Kabul
—¡No puedo creerlo! —exclamó Novak en cuanto la cinta dejó de girar—. ¡Esos cabrones fueron advertidos del 11-S!
—Yo no diría eso —replicó Ellis, más comedido—. Retrospectivamente, es fácil deducir de qué estaban hablando pero, con los datos que proporcionó ese mulá, nadie podía imaginar qué era exactamente la “Operación Aviones”. Incluso el detalle sobre el grupo que estaba aprendiendo a pilotar no daba pie a sospechar lo que sucedió.
—¿Y el precedente de “Bojinka”?
—Estamos hablando de 1995. Todo sonaba a quimera, a pesar de la prueba que llevaron a cabo con el avión filipino.
—Tan quimérico como el 11-S si lo hubiésemos descubierto una semana antes. Debieron informar a su regreso. Ahora sabemos por qué se suicidó Tremain. El bastardo no pudo soportar el sentimiento de culpa. Hijos de puta —Novak se frotó la barba de dos días, que comenzaba a picarle, y se acercó al ventanal de la pared. Al otro lado, los hombres y mujeres de la sección de Inteligencia de la embajada habían reanudado su frenética actividad. La alocución de la nueva presidenta había terminado y todos buscaban su sitio en aquella danza de caos. Algo parecido debía estar sucediendo en la Casa Blanca ahora que Blanchard, a la que nunca nadie había tomado en serio, tenía que hacerse cargo del carruaje tirado por caballos desbocados—. No me extraña que estuvieran dispuestos a todo por recuperar la cinta —añadió, girándose de nuevo al interior—. Cuando esto se haga público, será el fin de todos ellos. No sólo no advirtieron de lo que podía suceder, sino que decidieron usarlo para sus juegos de estrategia, como si fuera el maldito monopolio. A propósito, ¿Qué significa esa palabreja que utilizaron? Beo…
—Beowulf —completó Ellis—. Si no recuerdo mal mis clases de literatura, es el nombre del protagonista de un poema épico ambientado en la Dinamarca medieval. Beowulf era un héroe que, espada en mano, libraba al reino de los terribles monstruos que lo amenazaban.

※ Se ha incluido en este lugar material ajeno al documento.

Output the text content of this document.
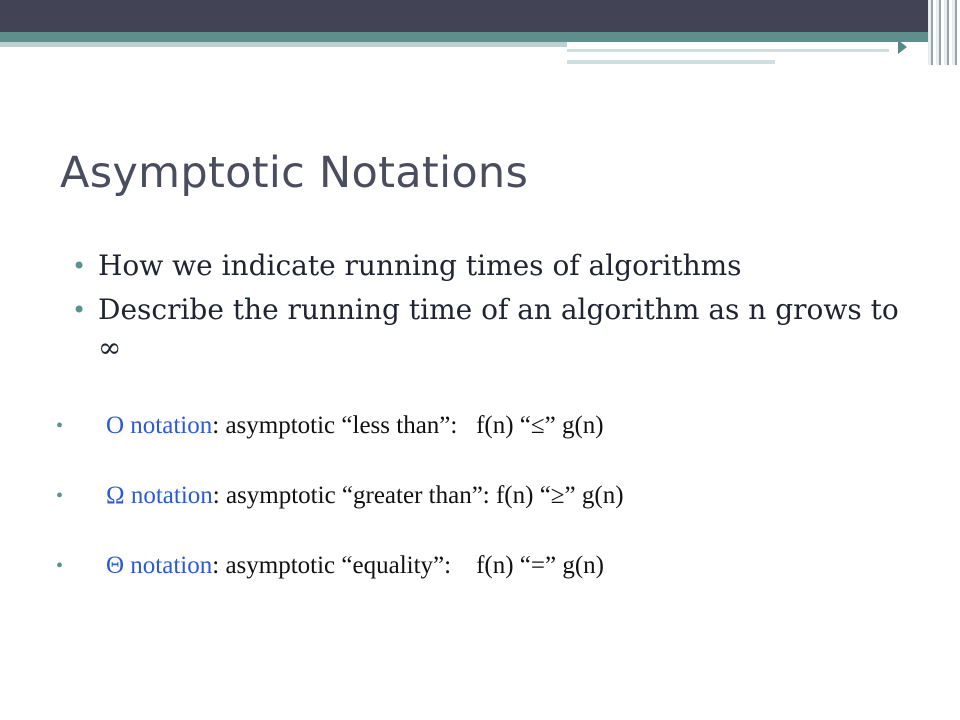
Asymptotic Notations
• How we indicate running times of algorithms
• Describe the running time of an algorithm as n grows to ∞

•

O notation: asymptotic “less than”:   f(n) “≤” g(n)

•

Ω notation: asymptotic “greater than”: f(n) “≥” g(n)

•

Θ notation: asymptotic “equality”:    f(n) “=” g(n)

—¿Quiere decir que esos dementes tenían un plan basado en el condenado héroe de un poema?
—Quizás una visión, pero dudo que un plan. El poema representa la eterna lucha entre el bien y el mal.
—Y, naturalmente, ellos serían las fuerzas del bien en esa batalla.
—Como nosotros ahora, supongo… Pero sus previsiones fallaron. Primero tras la tímida respuesta de Clinton al ataque a las embajadas africanas y luego con la guerra contra el terrorismo que siguió al 11-S, que puede considerarse un enfrentamiento entre el bien y el mal. Una guerra que está alargándose más de la cuenta y no va precisamente por buen camino. Debieron suponer que tendría lugar algo más radical. Tal vez pensaban en Odín montando su caballo de ocho cascos, y en Thor, dios del trueno, y su poderoso martillo.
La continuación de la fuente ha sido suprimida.